Eine aus Kuba emigrierte Person, die auf TikTok als Mulatacha (@vidaconyaliris) bekannt ist, veröffentlichte gestern ein Video, in dem sie entschieden auf die Vorwürfe reagiert, sie habe sich „die Coca-Cola des Vergessens genommen“, nachdem sie sich geweigert hatte, einer Unbekannten in Kuba Geld zu schicken, die zwischen 50 und 100 Dollar mit einer „festen Gebühr“ verlangte.
Der Auslöser war die Nachricht einer Frau auf der Insel, die Mulatacha kontaktierte, obwohl sie keine Verbindung zu ihr hatte. „Sie können mir nicht einmal fünfzig, hundert Pesos verlangen, Nummer eins, weil Sie und ich nicht zusammen gelernt haben, nicht zusammen aufgewachsen sind und kein blutsverwandter Zusammenhang uns verbindet“, sagte die Content-Erstellerin in dem drei Minuten und 39 Sekunden langen Video.

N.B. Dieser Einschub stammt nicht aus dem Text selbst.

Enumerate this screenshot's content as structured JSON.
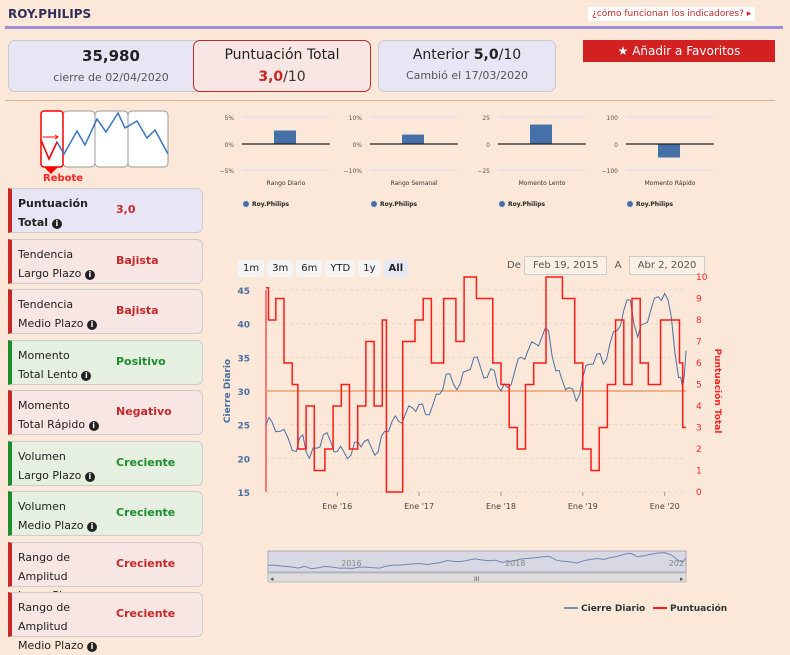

Als Mulatacha ihr die Gründe erklärte, warum sie das Geld nicht senden konnte, gab sich die Unbekannte nicht zufrieden. „Gerade eben hat sie mir wieder geschrieben: Wann schickst du mir das Geld? Denk daran, dass ich dir gesagt habe, es waren fünfzig oder hundert Pesos. Leute, ihr müsst aufhören“, erzählte sie sichtbar verärgert.
Die Kubanerin machte deutlich, dass ihre Ablehnung nicht aus Gleichgültigkeit resultiert, sondern aus einer konkreten wirtschaftlichen Realität. „Ich zum Beispiel bin eine alleinstehende Mutter, die viel arbeiten muss und sich abrackern muss, um meiner Tochter die Dinge zu bezahlen, die sie braucht, um mein Auto zu bezahlen, um meine Rechnungen zu begleichen, ohne bei jemandem anklopfen zu müssen, damit er es für mich bezahlt“, erklärte sie.
Einer der direktesten Punkte des Videos war die Kritik an der Wahrnehmung, die viele Kubaner auf der Insel über das Leben im Ausland haben. „Die Leute in Kuba denken, man sei verpflichtet, weil man hier ist, ihnen zu helfen. Am ersten Tag, wenn ihr die Miete nicht bezahlt, wird euch niemand rausschmeißen, kein Auto wird euch weggebracht, wenn ihr nicht bezahlt. Ihr wisst nichts darüber. Das Problem ist, dass ihr in einem parallelen Universum lebt“, bemerkte er.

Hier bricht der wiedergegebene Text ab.